Five-year-old Mahinarangi Tautu just wants people to try to say her full name.
When Mahinarangi started daycare, her mother Paris was told her name had been shortened to "Rangi" because it was too hard to pronounce.
The Palmerston North and Ngāti Raukawa mum was determined this would not happen.
"My ancestors changed their original name from Perepe-Perana to Phillips because of colonisation," Tautu told the Herald on Sunday. "I will not let something similar happen with my daughter."
The mispronunciation and shortening of a name has a deeper effect than some may realise, as Rangi on its own translates to sky and Mahina means moon, so the name literally means "moon in the sky". Shortening the name also honours only one aspect or half of it, taking away its mana.

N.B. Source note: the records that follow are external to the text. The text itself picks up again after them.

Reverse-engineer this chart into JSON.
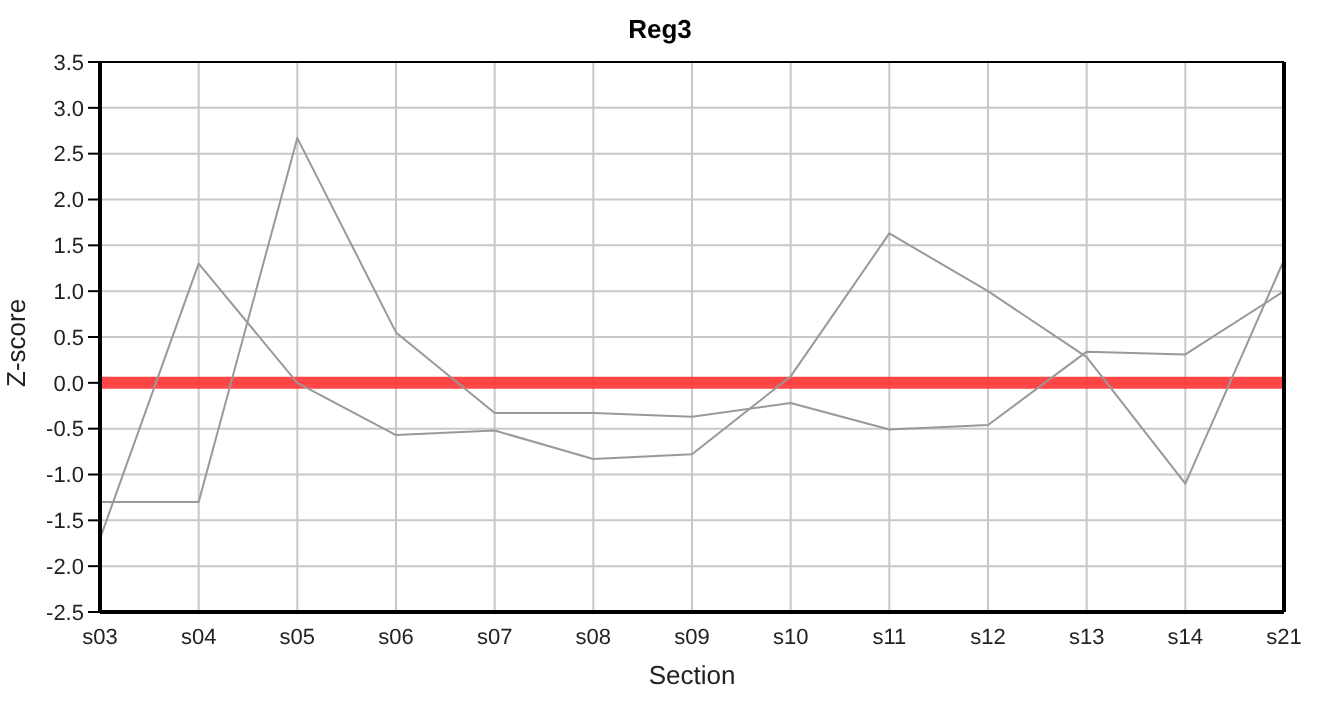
{
  "chart_data": {
    "type": "line",
    "title": "Reg3",
    "xlabel": "Section",
    "ylabel": "Z-score",
    "categories": [
      "s03",
      "s04",
      "s05",
      "s06",
      "s07",
      "s08",
      "s09",
      "s10",
      "s11",
      "s12",
      "s13",
      "s14",
      "s21"
    ],
    "series": [
      {
        "color": "#999999",
        "values": [
          -1.7,
          1.3,
          0.0,
          -0.57,
          -0.52,
          -0.83,
          -0.78,
          0.07,
          1.63,
          1.0,
          0.28,
          -1.1,
          1.34
        ]
      },
      {
        "color": "#999999",
        "values": [
          -1.3,
          -1.3,
          2.67,
          0.55,
          -0.33,
          -0.33,
          -0.37,
          -0.22,
          -0.51,
          -0.46,
          0.34,
          0.31,
          1.0
        ]
      }
    ],
    "ylim": [
      -2.5,
      3.5
    ],
    "yticks": [
      -2.5,
      {
        "value": -2,
        "label": "-2.0"
      },
      -1.5,
      {
        "value": -1,
        "label": "-1.0"
      },
      -0.5,
      {
        "value": 0,
        "label": "0.0"
      },
      0.5,
      {
        "value": 1,
        "label": "1.0"
      },
      1.5,
      {
        "value": 2,
        "label": "2.0"
      },
      2.5,
      {
        "value": 3,
        "label": "3.0"
      },
      3.5
    ],
    "ref_lines": [
      {
        "axis": "y",
        "value": 0,
        "color": "#ff3333"
      }
    ],
    "grid": true,
    "legend": false,
    "marker": "none",
    "line_style": "solid"
  }
}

Even at school, Mahinarangi still gets her name mispronounced and peers laugh. She has often been too embarrassed to correct anyone.
In a community Facebook post, Tautu said: "Can you imagine your child being too embarrassed to say their name because people won't make a decent effort to pronounce it properly?"

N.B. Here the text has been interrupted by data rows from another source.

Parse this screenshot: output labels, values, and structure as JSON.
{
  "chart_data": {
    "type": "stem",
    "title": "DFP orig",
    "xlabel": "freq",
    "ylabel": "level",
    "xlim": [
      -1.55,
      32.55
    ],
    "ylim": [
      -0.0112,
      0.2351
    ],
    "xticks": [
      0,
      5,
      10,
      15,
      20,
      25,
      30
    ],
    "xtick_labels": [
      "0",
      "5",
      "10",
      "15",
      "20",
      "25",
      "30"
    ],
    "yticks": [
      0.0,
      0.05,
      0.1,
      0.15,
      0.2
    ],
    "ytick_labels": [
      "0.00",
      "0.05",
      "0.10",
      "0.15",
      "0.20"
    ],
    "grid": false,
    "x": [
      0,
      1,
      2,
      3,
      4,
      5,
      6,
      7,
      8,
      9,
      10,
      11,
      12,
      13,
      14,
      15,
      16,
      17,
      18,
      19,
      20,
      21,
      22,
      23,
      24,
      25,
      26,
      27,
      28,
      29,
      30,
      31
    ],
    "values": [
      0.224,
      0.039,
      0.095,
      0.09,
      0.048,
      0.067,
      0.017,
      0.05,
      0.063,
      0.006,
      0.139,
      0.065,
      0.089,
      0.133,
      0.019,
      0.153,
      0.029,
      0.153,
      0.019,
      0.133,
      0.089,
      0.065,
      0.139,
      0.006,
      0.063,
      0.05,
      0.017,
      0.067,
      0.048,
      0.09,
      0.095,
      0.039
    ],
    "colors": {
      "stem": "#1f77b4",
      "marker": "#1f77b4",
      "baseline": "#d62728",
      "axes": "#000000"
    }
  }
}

"I am sad that in 2021, in Aotearoa, a 5-year-old girl has lost the pride that comes with her beautiful name."
Mahinarangi said she'd put in effort to sound out new words in school, but told her mother that many people would still not take the time to say her name properly.
"It made me so angry, especially because they'd use te ao Māori resources in her classes."
But now with ongoing support from her mother, Mahinarangi is encouraging people to sound out her name.
"I have taught her to break down her name into single syllables to educate people and help them with correct pronunciation.
"She feels a sense of pride when people give it a go."
Tautu wants to encourage other parents to make sure their kids are reminded of their names' importance, and where they're from, as whakapapa has a lot to do with some cultural names.
The name Mahinarangi has been passed down through Tautu's tūpuna (ancestors) and acknowledges their whakapapa.
"Mahinarangi is a prominent tūpuna in my iwi. I have taught my daughter the meaning of her name and how much mana it has.
"I tell her to be strong and proud just like her tūpuna was."
Māori names are often indicators of where someone is from. For example "Rāhiri" is often the name of someone who comes from Northland iwi Ngāpuhi.
Not giving someone the mana or respect their name deserves can be demoralising and also takes away the significance of its meaning.
"It's important for our kids to be confident in their names, regardless of their ethnicity."
Although it's important to teach these values at home, Tautu believes another way children can benefit is in their education.
"Our language isn't complicated, pronouncing a name properly is massive to us.
"Your name is your identity. Your parents give you your name for a reason."